Wohnungsräumung bei Beistandschaft: Was die KESB verlangt

Rechtssicher räumen, wenn eine verbeiständete Person ihre Wohnung aufgibt

Wohnungsräumung bei Beistandschaft – Haushaltsauflösung mit KESB-Zustimmung in Zürich

Wenn nicht die Familie entscheidet, sondern die Behörde

Eine Wohnung aufzulösen ist immer belastend. Steht die betroffene Person unter Beistandschaft, kommt eine zweite Ebene dazu: Jeder Schritt muss rechtlich sauber sein und gegenüber der KESB belegt werden können. Wer das unterschätzt, haftet im schlimmsten Fall persönlich.

Grundregel: Erst der KESB-Beschluss, dann das Inventar – und erst danach der erste Möbelwagen.

Ein Sturz, ein Spitalaufenthalt, eine Demenzdiagnose – und plötzlich steht fest, dass die Wohnung nicht mehr bewohnt werden kann. Steht die betroffene Person unter Beistandschaft, darf die Wohnung nicht einfach geräumt werden, auch nicht von den eigenen Kindern. Es gelten klare Regeln des Erwachsenenschutzrechts – und die Behörde will am Ende Belege sehen. Dieser Ratgeber zeigt, worauf es dabei ankommt.

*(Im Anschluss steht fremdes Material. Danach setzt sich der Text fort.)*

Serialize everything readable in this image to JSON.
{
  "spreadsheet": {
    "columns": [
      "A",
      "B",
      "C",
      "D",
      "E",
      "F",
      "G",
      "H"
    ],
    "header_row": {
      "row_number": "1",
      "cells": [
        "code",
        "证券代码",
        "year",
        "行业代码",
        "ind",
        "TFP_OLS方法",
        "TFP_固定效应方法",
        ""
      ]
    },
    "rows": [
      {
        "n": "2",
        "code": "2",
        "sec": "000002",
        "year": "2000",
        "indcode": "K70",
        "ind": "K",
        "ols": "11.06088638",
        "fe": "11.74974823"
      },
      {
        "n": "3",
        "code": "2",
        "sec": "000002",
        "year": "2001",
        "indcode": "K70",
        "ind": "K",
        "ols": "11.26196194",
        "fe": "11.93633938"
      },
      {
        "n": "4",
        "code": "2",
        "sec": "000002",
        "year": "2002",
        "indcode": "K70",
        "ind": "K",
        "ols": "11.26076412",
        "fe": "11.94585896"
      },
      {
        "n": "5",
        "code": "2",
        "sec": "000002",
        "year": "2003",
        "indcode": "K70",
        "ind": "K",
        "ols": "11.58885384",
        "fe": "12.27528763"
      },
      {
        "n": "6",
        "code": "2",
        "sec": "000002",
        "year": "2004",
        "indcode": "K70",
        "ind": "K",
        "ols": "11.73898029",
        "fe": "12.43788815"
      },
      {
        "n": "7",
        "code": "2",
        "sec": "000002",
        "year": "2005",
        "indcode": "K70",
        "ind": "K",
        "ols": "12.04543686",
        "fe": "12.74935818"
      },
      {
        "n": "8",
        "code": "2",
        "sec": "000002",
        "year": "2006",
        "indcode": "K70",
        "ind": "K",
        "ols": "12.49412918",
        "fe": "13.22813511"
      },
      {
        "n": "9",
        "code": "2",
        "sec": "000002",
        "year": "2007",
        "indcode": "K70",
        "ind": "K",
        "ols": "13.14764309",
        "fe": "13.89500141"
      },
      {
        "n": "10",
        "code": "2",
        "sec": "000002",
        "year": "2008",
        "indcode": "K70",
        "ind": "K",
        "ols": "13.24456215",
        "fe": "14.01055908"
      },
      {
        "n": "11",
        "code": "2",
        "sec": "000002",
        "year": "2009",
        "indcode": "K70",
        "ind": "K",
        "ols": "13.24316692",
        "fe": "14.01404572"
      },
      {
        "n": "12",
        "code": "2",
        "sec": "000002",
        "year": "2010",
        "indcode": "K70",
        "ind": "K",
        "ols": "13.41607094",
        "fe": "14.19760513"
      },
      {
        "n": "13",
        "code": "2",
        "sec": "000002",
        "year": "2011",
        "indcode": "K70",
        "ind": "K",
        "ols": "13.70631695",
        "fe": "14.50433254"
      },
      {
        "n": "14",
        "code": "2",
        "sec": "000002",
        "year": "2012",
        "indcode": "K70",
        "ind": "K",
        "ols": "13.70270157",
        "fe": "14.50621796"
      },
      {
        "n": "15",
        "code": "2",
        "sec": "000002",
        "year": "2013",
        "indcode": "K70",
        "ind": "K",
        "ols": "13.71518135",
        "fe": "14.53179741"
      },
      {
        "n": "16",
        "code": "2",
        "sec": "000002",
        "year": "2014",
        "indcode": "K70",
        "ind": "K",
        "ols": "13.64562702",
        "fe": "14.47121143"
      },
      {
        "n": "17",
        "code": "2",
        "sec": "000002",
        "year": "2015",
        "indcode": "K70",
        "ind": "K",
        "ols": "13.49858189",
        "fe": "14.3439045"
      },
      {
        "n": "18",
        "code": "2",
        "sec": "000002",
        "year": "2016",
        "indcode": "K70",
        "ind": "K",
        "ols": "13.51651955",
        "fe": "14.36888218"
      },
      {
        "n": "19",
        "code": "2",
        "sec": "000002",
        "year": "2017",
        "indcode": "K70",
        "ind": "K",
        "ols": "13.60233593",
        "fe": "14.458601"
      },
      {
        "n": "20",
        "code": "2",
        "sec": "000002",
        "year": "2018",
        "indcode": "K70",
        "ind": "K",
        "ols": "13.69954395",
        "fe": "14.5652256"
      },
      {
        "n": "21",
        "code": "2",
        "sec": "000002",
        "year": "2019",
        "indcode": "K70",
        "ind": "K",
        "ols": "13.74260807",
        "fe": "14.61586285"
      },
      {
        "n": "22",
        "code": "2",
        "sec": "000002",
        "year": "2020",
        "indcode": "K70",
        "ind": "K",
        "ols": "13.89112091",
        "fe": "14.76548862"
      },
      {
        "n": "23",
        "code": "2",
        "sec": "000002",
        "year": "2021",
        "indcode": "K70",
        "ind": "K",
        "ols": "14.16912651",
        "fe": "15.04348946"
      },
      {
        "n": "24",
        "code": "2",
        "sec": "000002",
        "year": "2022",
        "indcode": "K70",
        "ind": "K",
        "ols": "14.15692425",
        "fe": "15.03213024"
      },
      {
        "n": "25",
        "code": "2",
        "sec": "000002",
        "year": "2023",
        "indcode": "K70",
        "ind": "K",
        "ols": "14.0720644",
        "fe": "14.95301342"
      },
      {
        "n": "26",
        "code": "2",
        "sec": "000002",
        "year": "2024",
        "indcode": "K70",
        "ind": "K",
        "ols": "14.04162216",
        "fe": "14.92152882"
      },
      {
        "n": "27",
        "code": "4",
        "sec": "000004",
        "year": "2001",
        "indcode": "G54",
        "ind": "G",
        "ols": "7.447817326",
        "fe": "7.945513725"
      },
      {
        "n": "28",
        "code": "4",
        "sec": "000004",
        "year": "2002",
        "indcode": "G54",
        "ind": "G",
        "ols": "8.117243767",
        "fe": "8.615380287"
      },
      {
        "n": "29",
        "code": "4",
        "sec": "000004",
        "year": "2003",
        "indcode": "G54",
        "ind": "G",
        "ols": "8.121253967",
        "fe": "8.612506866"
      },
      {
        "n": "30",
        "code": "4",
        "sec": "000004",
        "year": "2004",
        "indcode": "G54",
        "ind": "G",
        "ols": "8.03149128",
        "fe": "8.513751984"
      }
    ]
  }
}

Beistandschaft und Wohnung: der rechtliche Rahmen

Seit der Revision des Erwachsenenschutzrechts, die Anfang 2013 in Kraft trat, haben die Kindes- und Erwachsenenschutzbehörden (KESB) die früheren Vormundschaftsbehörden abgelöst. An die Stelle der alten Vormundschaft ist ein abgestuftes System von Beistandschaften getreten: von der Begleitbeistandschaft über die Vertretungs- und Mitwirkungsbeistandschaft bis zur umfassenden Beistandschaft. Welche Befugnisse ein Beistand hat, steht im Errichtungsbeschluss – und genau dieser Beschluss ist das Dokument, das bei einer Wohnungsauflösung alles bestimmt.

Erwachsenenschutzmassnahmen sind in der Schweiz kein Randphänomen. Nach der Statistik der Konferenz für Kindes- und Erwachsenenschutz (KOKES) standen Ende 2023 rund 105'800 Erwachsene unter einer Schutzmassnahme – gut 86 Prozent davon Vertretungsbeistandschaften. Die mit Abstand höchste Quote weist die Altersgruppe ab 80 Jahren auf; rund ein Drittel aller Fälle betrifft Menschen ab 65. Jeder Heimeintritt in dieser Gruppe bedeutet früher oder später eine Wohnung, die aufgelöst werden muss.

Der entscheidende Punkt: Art. 416 ZGB

Das Zivilgesetzbuch listet Geschäfte auf, die ein Beistand nicht allein vornehmen darf, sondern für die er die Zustimmung der Erwachsenenschutzbehörde braucht. Gleich die erste Ziffer betrifft unser Thema:

«Liquidation des Haushalts, Kündigung des Vertrags über Räumlichkeiten, in denen die betroffene Person wohnt.»

Der Gesetzgeber hat das bewusst so geregelt: Die eigene Wohnung ist der letzte Ort, an dem ein Mensch selbstbestimmt lebt. Ihre Auflösung ist irreversibel – deshalb schaut eine Behörde darauf.

Eine wichtige Ausnahme hält Absatz 2 fest: Die Zustimmung entfällt, wenn die betroffene Person urteilsfähig ist, ihr Einverständnis gibt und ihre Handlungsfähigkeit durch die Beistandschaft nicht eingeschränkt ist. Ob dieser Fall vorliegt, ergibt sich nicht aus dem Bauchgefühl der Familie, sondern aus dem Errichtungsbeschluss – im Zweifel klärt das ein kurzer Anruf bei der zuständigen KESB.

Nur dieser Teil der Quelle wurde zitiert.